In hindsight this post probably should've come earlier in the series rather than being the last one. Better late than never though and you don't need this kind of knowledge to understand what's in the other posts.
In this final post I'm going to discuss the difference between rendering an opaque material and rendering a transparent one. Hopefully by the end you understand why transparent materials are more expensive than opaques to render and maybe some cheat ways that you can simulate the effect of transparency without the cost.
The render queue
In the BiRP there were five default render queue tags: Background, Geometry, Alpha Test, Transparent and Overlay. You could chose what Rendering Mode in the material drop down. In the SRPs it is a similar story but there are also rendering events that you can hook into and add your own custom Render Objects.
The rendering events also expose information depending upon if you're using deferred rendering or forward rendering. For example, if you're using deferred rendering it is possible to create a Render Object that happens before/after the GBuffer is created.

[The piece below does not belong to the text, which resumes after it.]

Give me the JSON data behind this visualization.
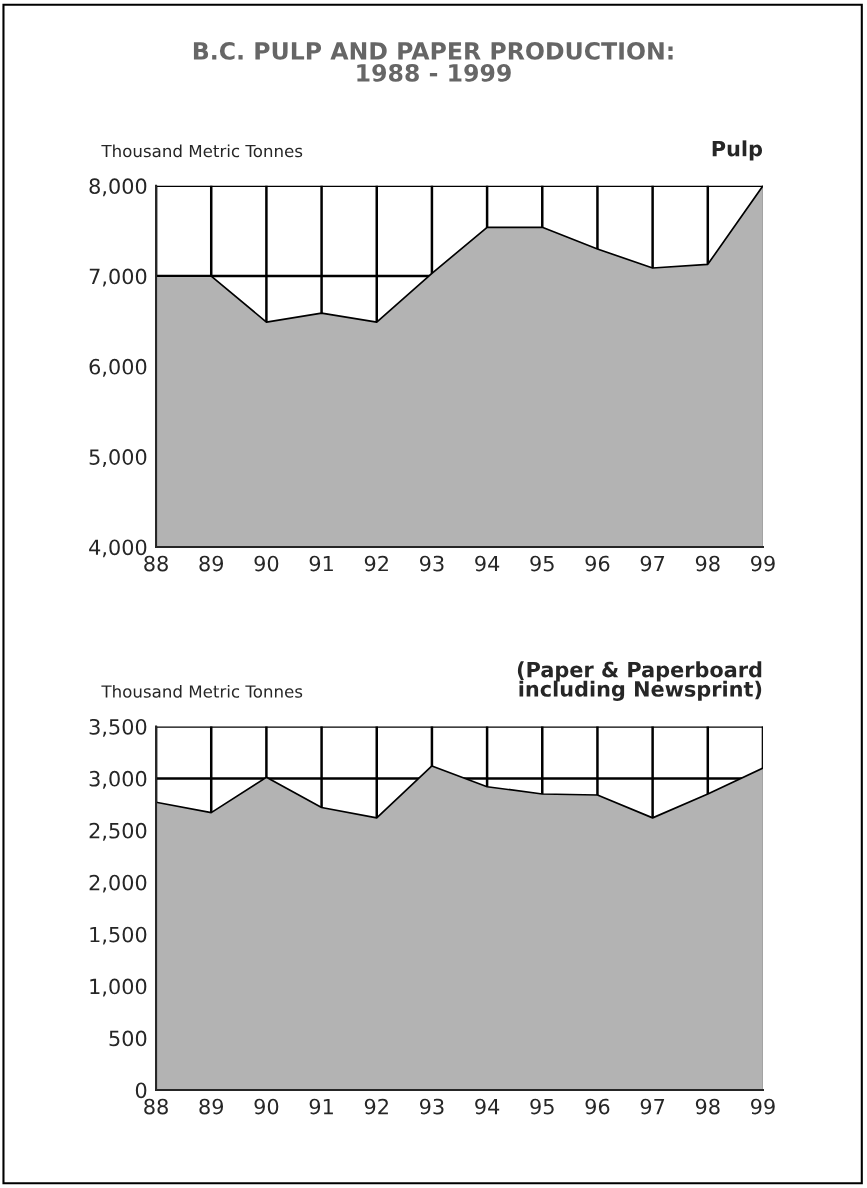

Opaque objects, by default, will write to the camera's depth buffer as they're drawn which is done to prevent overdraw in future passes, although it isn't fool proof. You can cause overdraw in the geometry queue if you have a complex mesh that has intersecting geometry (which is bad and whoever doing your 3D models should avoid). Even though skyboxes are opaque objects they are rendered towards the end of the pipeline because otherwise they would also incur overdraw.
It is possible to perform a depth pre-pass before opaques are rendered that will mean overdraw is mostly eliminated during the opaque pass. Any passes that require fragment shading thereafter will be able to compare the values in the depth buffer to determine which objects should be shaded and which should be skipped as they fail the z test. You can perform a depth pre-pass in both URP and HDRP but it is worth profiling and ensuring that your scene benefits from it.
Transparent objects do not write to the depth buffer (shadows wouldn't work properly if they did) so they need to be rendered back to front.
To understand why, it's easiest to think about how you would paint this scene with a brush and paint. If you want to paint a scene where you have two pieces of transparent glass in front of each other but the one furthest away from the camera has a dark tint. Starting by painting the closest window to you first will mean that when it comes to paint the tinted window it will appear as though it's on top of the one that is was supposed to be closest.
Fun fact: The Painter's Algorithm is a real thing, it is a classical rendering technique that was an alternative to Rasterisation back in the day but it's too inefficent for real time. Rather than drawing pixel by pixel (like Rasterisation), it draws polygon by polygon after sorting the whole scene back to front. The downside of this is you can end up overdrawing all over the place as even though you're sorting by depth you're drawing the entire polygon each time so will invariably end up overdrawing the pixels.
This back to front sorting is known as 'z-sorting' and is a fairly expensive operation that requires sorting all of the render nodes that are part of the transparent pass. Not only is this expensive but it means that batching is also less efficent!
Cheap transparency - Alpha Clipping
It is possible to render opaque objects that have holes in them. In a fragment shader the
clip(value) function will discard the current fragment from being drawn if the value in the parentheses is less than 0. This means you would be able to see whatever is behind it because you wouldn't be overwritting the color buffer at that pixel. It also wouldn't write those clipped fragments to the depth buffer either so the skybox can still render in the gaps.
This is where the Alpha Test queue comes in. If you're going to be rendering some opaques with holes in them then it is important to render them after the rest of the opaques have been drawn as opaques are not by default z-sorted and you might not be using a depth pre-pass. In building the custom renderer the code for alpha clipping looks like this.
#if defined(_CLIPPING) clip(base.a - _Cutoff); // Discards fragment if param <= 0 #endif
Here, if clipping is enabled then we clip the pixel if the alpha value of the fragment is less than the cutoff which is defined in the shaders properties. As clipping is either discarding a fragment or not discarding it you can only render either the full color or nothing. If you need a translucent or fade effect then you must use render as part of the transparent pass.
Thanks for reading these posts. I've found it harder than I expected to write them but it feels like a good investment of time and it's really solidfied the things I've learnt as I'm absolutely terrified of saying something here that ends up being wrong! Even though this is (I think) the shortest post, it took ages because I spent half a day trying to figure out how the render queue in SRP worked which involved talking to the people who make the render pipeline 😅. If you've read any of this and found it particularly helpful then please let me know and it will motivate me to do more, or don't and I might end up doing it anyway!